Tuesday, May 14, 2013


Giants among us

In the spring of 1978, we had just completed three years work at Eastern Arizona College. We had learned to love the area, the people, and the genuine charm of a small rural community. It was relatively close to our New Mexico ranch, to our old stomping grounds in North Eastern Arizona, where my sister Lynda and brother Glenn lived. This was five years after we had completed my doctoral work and I was in the middle of one of my periodic personal evaluations. I wasn’t sure what I was supposed to be doing, but I knew that I had stalemated there in that position. I was working as Director of Cooperative Education and had been moderately successful in establishing the program which was intended to assist students in securing work related to their chosen professional path and through working with their employers and supervisors help each student create a set of objectives that would assist them in furthering their career successes.

It was a great program with great potential, but it turned into a free-rider for students wishing to pick up added credits with which to pad their semesters, making them full-time, giving VA students more pocket money, and a variety of other unintended consequences. I kept asking the head shed questions. They in turn, laid the questions and the answers gently back at my feet and on we went. I left that position with a letter to the board thanking them for the opportunity and told them I was leaving the post and I wished them success. We could and possibly should have stayed in Thatcher forever, but that was not to be. It has been over thirty four years since those incredible Eastern Arizona days and we have experienced many wonderful and exciting things and people as we moved through the full-blown family; then, on to grand parenting, and senior living.

Interestingly, while in transition from teaching to becoming a full-time real estate professional, we moved to Central, a tiny spot on the map and lived in a motor home on Paul Palmer’s cotton farm next to the home he was remodeling. We were only there a short time and were asked to speak in Sacrament meeting on the topic, “Ministering Angels”. Preparing and giving this talk was a vastly unique experience for us.  It was during that preparation and presentation that I began to fully understand the love our Heavenly father and our Savior have for each of us.

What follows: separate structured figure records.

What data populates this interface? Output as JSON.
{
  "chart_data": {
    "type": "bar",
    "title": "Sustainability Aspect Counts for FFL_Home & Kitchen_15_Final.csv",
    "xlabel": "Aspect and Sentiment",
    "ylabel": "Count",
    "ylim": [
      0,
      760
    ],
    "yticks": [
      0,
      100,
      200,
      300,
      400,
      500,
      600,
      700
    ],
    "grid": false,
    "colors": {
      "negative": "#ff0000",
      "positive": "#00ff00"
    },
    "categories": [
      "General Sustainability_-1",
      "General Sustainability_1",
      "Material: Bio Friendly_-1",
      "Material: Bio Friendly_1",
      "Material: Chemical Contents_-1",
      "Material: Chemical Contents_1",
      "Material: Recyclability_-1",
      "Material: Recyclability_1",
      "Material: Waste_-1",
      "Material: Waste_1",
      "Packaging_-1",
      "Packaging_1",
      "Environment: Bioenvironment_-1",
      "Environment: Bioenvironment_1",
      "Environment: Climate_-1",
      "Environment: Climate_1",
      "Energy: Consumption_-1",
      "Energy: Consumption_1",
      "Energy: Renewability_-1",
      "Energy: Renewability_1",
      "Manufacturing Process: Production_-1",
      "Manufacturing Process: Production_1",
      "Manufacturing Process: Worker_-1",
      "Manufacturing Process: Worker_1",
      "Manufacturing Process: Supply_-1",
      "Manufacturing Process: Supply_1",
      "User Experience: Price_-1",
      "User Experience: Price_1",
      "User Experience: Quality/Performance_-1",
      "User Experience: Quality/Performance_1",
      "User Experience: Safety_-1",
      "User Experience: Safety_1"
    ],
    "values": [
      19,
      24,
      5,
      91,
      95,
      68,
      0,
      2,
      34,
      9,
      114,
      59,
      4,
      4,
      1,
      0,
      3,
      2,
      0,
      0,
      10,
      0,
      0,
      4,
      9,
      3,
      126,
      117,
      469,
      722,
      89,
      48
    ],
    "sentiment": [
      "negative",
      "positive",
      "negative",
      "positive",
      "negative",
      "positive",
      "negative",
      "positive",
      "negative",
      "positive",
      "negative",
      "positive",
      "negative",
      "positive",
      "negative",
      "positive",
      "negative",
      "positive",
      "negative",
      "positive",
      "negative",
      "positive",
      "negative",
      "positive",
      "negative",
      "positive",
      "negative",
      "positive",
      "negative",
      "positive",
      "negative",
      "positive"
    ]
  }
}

An uncaring, hard, cruel God would not provide for us in the many ways we are watched over and protected. No, God is loving, and kind, and merciful and wants us to be protected and return to his presence after our probationary period on this rock.

I began to understand what happens when we think we have been stranded on an island in the middle of life; when we get fired from a job; have a serious illness; lose a loved one to death prematurely; have a trusted friend betray our trust and confidence; or a million other things that happen on a daily basis. These incidents can be minute or life threatening, but in each case there are giants among us, ready to love us nurture us back to health and trusted paths. These are ministering angels. Some are mortal and you know who they are. Our mothers and fathers, our ecclesiastical leaders, our teachers, and our friends bless our lives every day. To be truly alone would be one of the most tortuous concepts imaginable. We have the scriptures to assist us in understanding how blessed our lives truly are. Even in times of unimaginable frustration such as when Aaron assisted the children of Israel in becoming idolatrous and “making merry” while Moses talked to God and received the principles by which they were to live. We know that we have giants among us, possibly (in my mind – absolutely) those with whom we have a warm, loving relationship, including our parents and siblings who have gone before. I believe, just as when we were together for that moment in time when we lived as families, they are all around us as ministering angels, and through the Holy Ghost, they prompt us and give us light and insight in our quest to bless the lives of those around us.

Do I believe we are along? Not for a second. We can ignore, push aside, despise, these promptings, but they will always be there. Our job is to earnestly seek to do the will of our Father in Heaven and, in turn, bless the lives of those around us.

Now, I hear occasionally through the grapevine that some of my relatives think I am getting kind of preachy. Probably true. But I could not go to bed at night, knowing what I know, and knowing that I had not shared my blessing in knowing the Lord Jesus Christ. I constantly hear the clatter of malcontents, of those who would do harm or make light of those who know and understand the blessings we receive from God. I am an enemy to no one. I will always love and honor the friendships, the relationships, and the opportunities I have had of sharing moments in life with each of you.

God bless you in your efforts to find your place in God’s kingdom.

D. Duane Jacobs, Grandpa, popsa, uncle, cousin, brother, and friend.